The latest initiative by the Metropolitan Police seeks to prevent "pre-loading" and reduce violence at nightclubs.
London clubbers may have to face a breathalyser test in order to gain entry to nightclubs.
The program, a new pilot project from the Metropolitan police, was originally tested at six nightclubs in Croydon, according to the Evening Standard.
The policy allows door staff to test people who appear intoxicated. And anyone who blows "positive"—which means twice the legal blood-alcohol limit for driving—will be barred from entry. The measure is meant to prevent what police term excessive "pre-loading," where "young people get drunk on cheap drinks before going out," and to curb what they see as an increase in nightclub-related violence.
The news comes as the latest in a series of police actions towards the city's clubbing scene, including last year's controversy surrounding fabric, where police forced them to adapt a policy that will include using sniffer dogs at entry points.

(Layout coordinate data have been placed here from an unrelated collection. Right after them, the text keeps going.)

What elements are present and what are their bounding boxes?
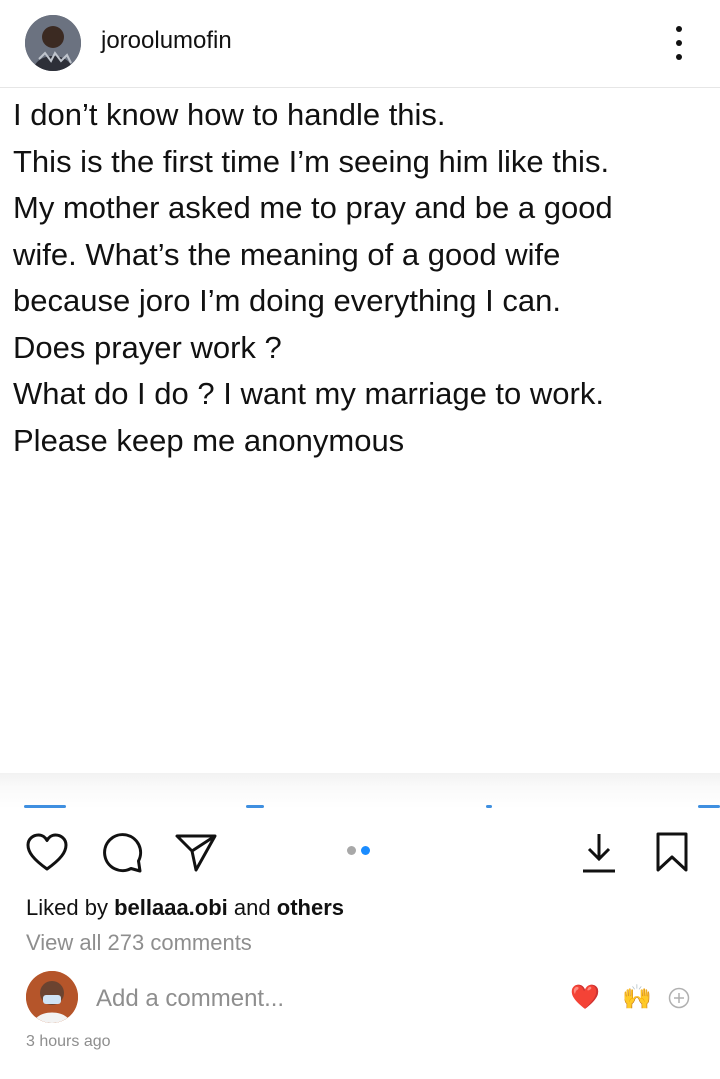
heart-icon[interactable] xyxy=(25,833,69,873)
post-timestamp: 3 hours ago xyxy=(26,1033,111,1050)
liker-username[interactable]: bellaaa.obi xyxy=(114,895,228,920)
next-slide-peek xyxy=(0,773,720,809)
heart-reaction-emoji[interactable]: ❤️ xyxy=(570,986,600,1010)
post-text-line: What do I do ? I want my marriage to wor… xyxy=(13,376,604,411)
post-text-line: because joro I’m doing everything I can. xyxy=(13,283,561,318)
paper-plane-icon[interactable] xyxy=(174,832,218,874)
post-text-line: My mother asked me to pray and be a good xyxy=(13,190,613,225)
post-text-line: Please keep me anonymous xyxy=(13,422,405,458)
avatar-image xyxy=(25,15,81,71)
post-username[interactable]: joroolumofin xyxy=(101,27,232,55)
likes-others[interactable]: others xyxy=(277,895,344,920)
add-comment-input[interactable]: Add a comment... xyxy=(96,985,284,1013)
plus-circle-icon[interactable] xyxy=(668,987,690,1009)
carousel-indicator xyxy=(347,846,370,855)
post-header: joroolumofin xyxy=(0,0,720,88)
current-user-avatar xyxy=(26,971,78,1023)
likes-summary[interactable]: Liked by bellaaa.obi and others xyxy=(26,895,344,921)
likes-prefix: Liked by xyxy=(26,895,108,920)
carousel-dot xyxy=(347,846,356,855)
avatar-image xyxy=(26,971,78,1023)
more-options-icon[interactable] xyxy=(664,26,694,60)
raising-hands-emoji[interactable]: 🙌 xyxy=(622,986,652,1010)
carousel-dot xyxy=(361,846,370,855)
post-image-text: I don’t know how to handle this. This is… xyxy=(13,92,713,464)
post-text-line: This is the first time I’m seeing him li… xyxy=(13,143,610,179)
post-text-line: wife. What’s the meaning of a good wife xyxy=(13,236,561,272)
profile-avatar[interactable] xyxy=(25,15,81,71)
post-text-line: I don’t know how to handle this. xyxy=(13,97,446,132)
download-icon[interactable] xyxy=(580,830,618,876)
post-text-line: Does prayer work ? xyxy=(13,329,282,365)
comment-bubble-icon[interactable] xyxy=(100,831,144,875)
likes-joiner: and xyxy=(233,895,271,920)
bookmark-icon[interactable] xyxy=(654,831,690,873)
view-all-comments-link[interactable]: View all 273 comments xyxy=(26,930,252,956)
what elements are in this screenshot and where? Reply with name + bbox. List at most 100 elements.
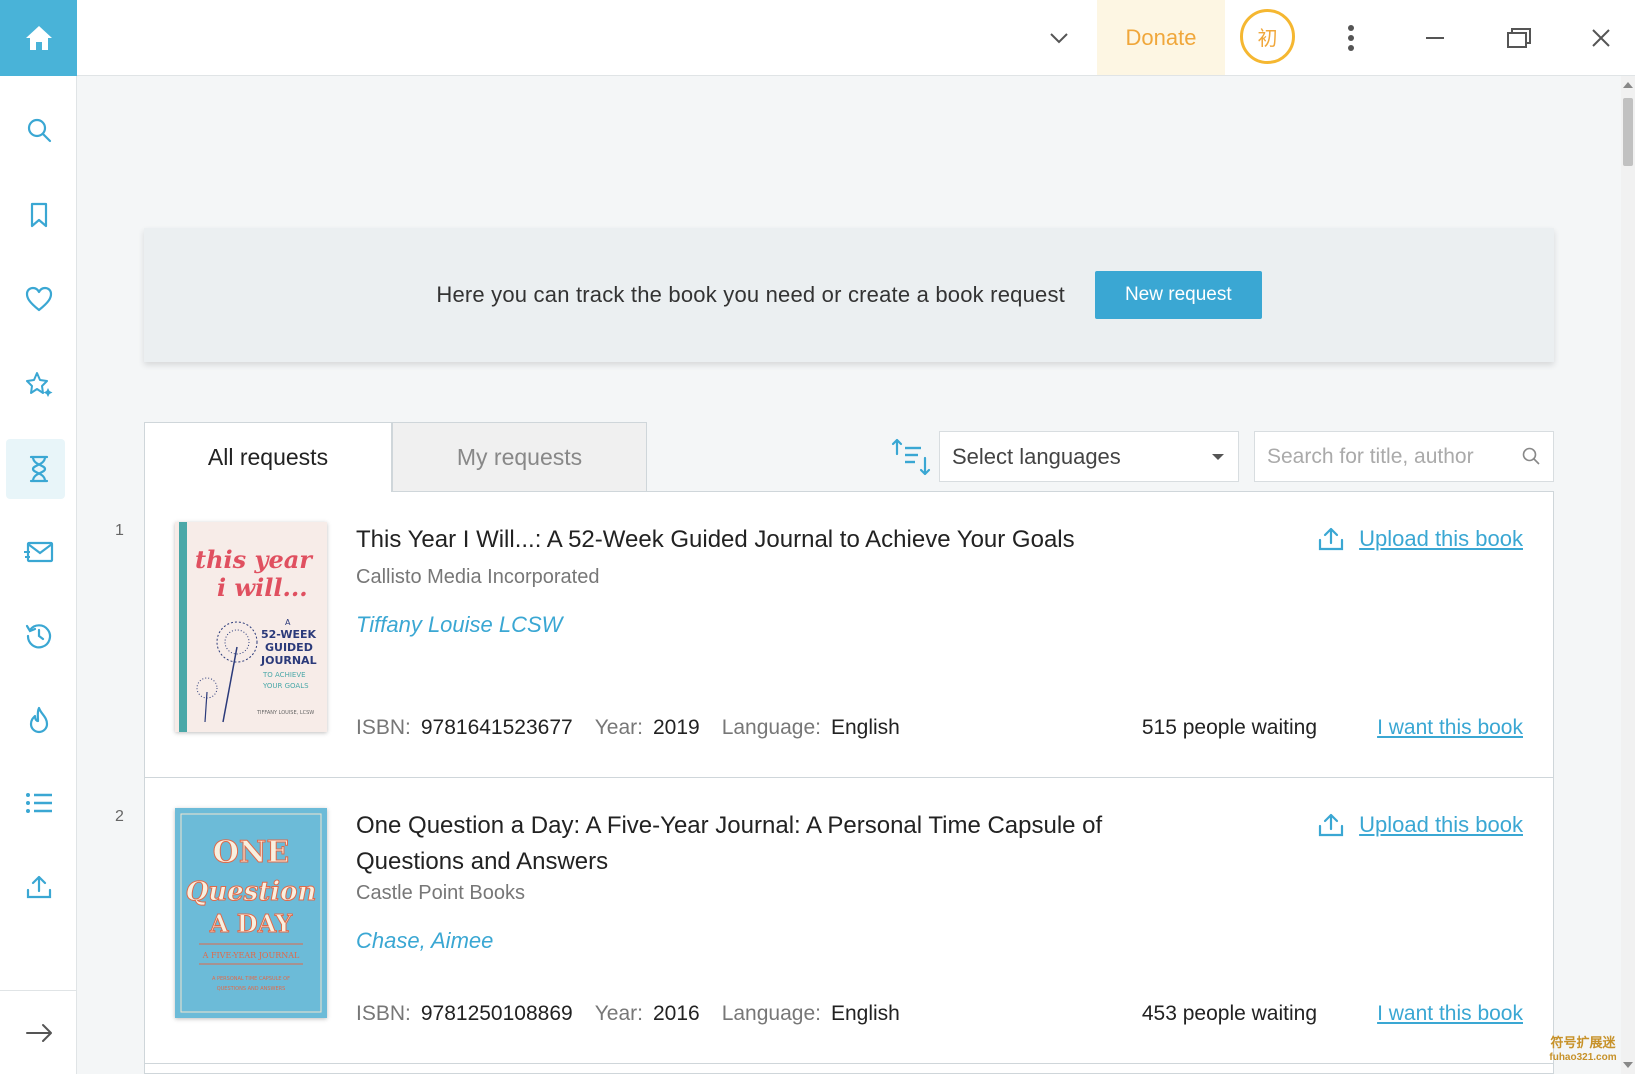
sidebar-item-popular[interactable] — [0, 690, 77, 750]
list-item: 2 ONE Question A DAY A FIVE-YEAR JOURNAL… — [115, 778, 1553, 1064]
search-icon[interactable] — [1521, 446, 1541, 466]
heart-icon — [25, 286, 52, 312]
watermark-line2: fuhao321.com — [1549, 1052, 1617, 1063]
svg-text:Question: Question — [186, 877, 317, 907]
language-label: Language: — [721, 716, 821, 739]
chevron-down-icon — [1050, 33, 1068, 44]
language-label: Language: — [721, 1002, 821, 1025]
year-label: Year: — [594, 1002, 643, 1025]
svg-text:this year: this year — [195, 545, 314, 574]
more-options-button[interactable] — [1329, 16, 1373, 60]
avatar[interactable]: 初 — [1240, 9, 1295, 64]
upload-book-link[interactable]: Upload this book — [1317, 812, 1523, 838]
svg-text:A FIVE-YEAR JOURNAL: A FIVE-YEAR JOURNAL — [202, 951, 300, 960]
sidebar-item-requests[interactable] — [0, 439, 77, 499]
row-number: 1 — [115, 522, 124, 539]
banner-text: Here you can track the book you need or … — [436, 282, 1065, 307]
language-select-placeholder: Select languages — [952, 443, 1121, 469]
book-meta: ISBN: 9781250108869 Year: 2016 Language:… — [356, 1002, 912, 1026]
tab-all-requests[interactable]: All requests — [144, 422, 392, 492]
isbn-label: ISBN: — [356, 716, 411, 739]
sidebar-collapse-button[interactable] — [0, 1003, 77, 1063]
svg-text:52-WEEK: 52-WEEK — [261, 628, 317, 641]
dropdown-toggle[interactable] — [1039, 18, 1079, 58]
flame-icon — [29, 706, 48, 734]
want-book-link[interactable]: I want this book — [1377, 1002, 1523, 1026]
sidebar-item-bookmarks[interactable] — [0, 185, 77, 245]
sidebar-divider — [0, 990, 77, 991]
book-author[interactable]: Chase, Aimee — [356, 928, 493, 954]
top-bar: Donate 初 — [77, 0, 1635, 76]
book-cover-art: this year i will... A 52-WEEK GUIDED JOU… — [175, 522, 327, 732]
request-list: 1 this year i will... A 52-WEEK GUIDED J… — [115, 491, 1554, 1074]
watermark-line1: 符号扩展迷 — [1550, 1035, 1616, 1050]
history-icon — [25, 624, 51, 649]
sidebar-item-history[interactable] — [0, 606, 77, 666]
restore-window-icon — [1507, 28, 1531, 48]
donate-button[interactable]: Donate — [1097, 0, 1225, 75]
year-value: 2016 — [652, 1002, 700, 1025]
book-cover[interactable]: this year i will... A 52-WEEK GUIDED JOU… — [175, 522, 327, 732]
hourglass-icon — [29, 455, 48, 483]
book-cover-art: ONE Question A DAY A FIVE-YEAR JOURNAL A… — [175, 808, 327, 1018]
search-input[interactable] — [1267, 432, 1507, 481]
sidebar-item-search[interactable] — [0, 100, 77, 160]
book-cover[interactable]: ONE Question A DAY A FIVE-YEAR JOURNAL A… — [175, 808, 327, 1018]
isbn-value: 9781250108869 — [420, 1002, 573, 1025]
language-select[interactable]: Select languages — [939, 431, 1239, 482]
tab-my-requests[interactable]: My requests — [392, 422, 647, 492]
close-button[interactable] — [1579, 16, 1623, 60]
svg-text:GUIDED: GUIDED — [265, 641, 313, 654]
minimize-button[interactable] — [1413, 16, 1457, 60]
want-book-link[interactable]: I want this book — [1377, 716, 1523, 740]
search-box — [1254, 431, 1554, 482]
svg-text:ONE: ONE — [213, 835, 289, 870]
more-vertical-icon — [1348, 25, 1354, 51]
upload-icon — [1319, 813, 1344, 837]
mail-icon — [23, 541, 53, 563]
book-publisher: Castle Point Books — [356, 882, 525, 904]
book-meta: ISBN: 9781641523677 Year: 2019 Language:… — [356, 716, 912, 740]
arrow-right-icon — [25, 1024, 52, 1042]
home-button[interactable] — [0, 0, 77, 76]
sidebar-item-lists[interactable] — [0, 773, 77, 833]
row-number: 2 — [115, 808, 124, 825]
caret-down-icon — [1212, 454, 1224, 460]
list-item: 1 this year i will... A 52-WEEK GUIDED J… — [115, 492, 1553, 778]
year-value: 2019 — [652, 716, 700, 739]
svg-text:QUESTIONS AND ANSWERS: QUESTIONS AND ANSWERS — [217, 986, 286, 992]
scroll-thumb[interactable] — [1623, 98, 1633, 166]
scroll-up-arrow[interactable] — [1623, 82, 1633, 88]
upload-book-link[interactable]: Upload this book — [1317, 526, 1523, 552]
svg-text:A DAY: A DAY — [209, 909, 293, 938]
sidebar-item-recommended[interactable] — [0, 354, 77, 414]
upload-book-label: Upload this book — [1359, 526, 1523, 551]
isbn-label: ISBN: — [356, 1002, 411, 1025]
svg-text:TIFFANY LOUISE, LCSW: TIFFANY LOUISE, LCSW — [256, 710, 314, 716]
language-value: English — [830, 716, 900, 739]
svg-text:YOUR GOALS: YOUR GOALS — [262, 682, 309, 690]
upload-icon — [26, 875, 51, 899]
isbn-value: 9781641523677 — [420, 716, 573, 739]
waiting-count: 515 people waiting — [1141, 716, 1317, 739]
minimize-icon — [1426, 37, 1444, 39]
sidebar-item-upload[interactable] — [0, 857, 77, 917]
waiting-count: 453 people waiting — [1141, 1002, 1317, 1025]
sidebar — [0, 0, 77, 1074]
book-title[interactable]: This Year I Will...: A 52-Week Guided Jo… — [356, 522, 1216, 558]
svg-text:i will...: i will... — [217, 573, 308, 602]
book-author[interactable]: Tiffany Louise LCSW — [356, 612, 562, 638]
svg-text:TO ACHIEVE: TO ACHIEVE — [262, 671, 306, 679]
request-banner: Here you can track the book you need or … — [144, 228, 1554, 362]
sidebar-item-favorites[interactable] — [0, 269, 77, 329]
scrollbar[interactable] — [1621, 76, 1635, 1074]
book-title[interactable]: One Question a Day: A Five-Year Journal:… — [356, 808, 1216, 880]
upload-icon — [1319, 527, 1344, 551]
upload-book-label: Upload this book — [1359, 812, 1523, 837]
watermark: 符号扩展迷 fuhao321.com — [1533, 1035, 1633, 1065]
sort-button[interactable] — [890, 436, 932, 478]
language-value: English — [830, 1002, 900, 1025]
new-request-button[interactable]: New request — [1094, 271, 1262, 319]
sidebar-item-messages[interactable] — [0, 522, 77, 582]
restore-button[interactable] — [1497, 16, 1541, 60]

"The breathalyser helps to reduce the number of arguments when door staff refuse entry to someone who is intoxicated," says Chief Inspector Gary Taylor. "In the past door staff would get involved in long arguments with people who were refused entry. People who were arguing with staff were more likely to accept the results of the breathalyser."
A similar policy is reportedly already in place in Norwich. Following the successful Croydon test run, the breathalyser program is set to be rolled out more comprehensively across six London boroughs in the near future.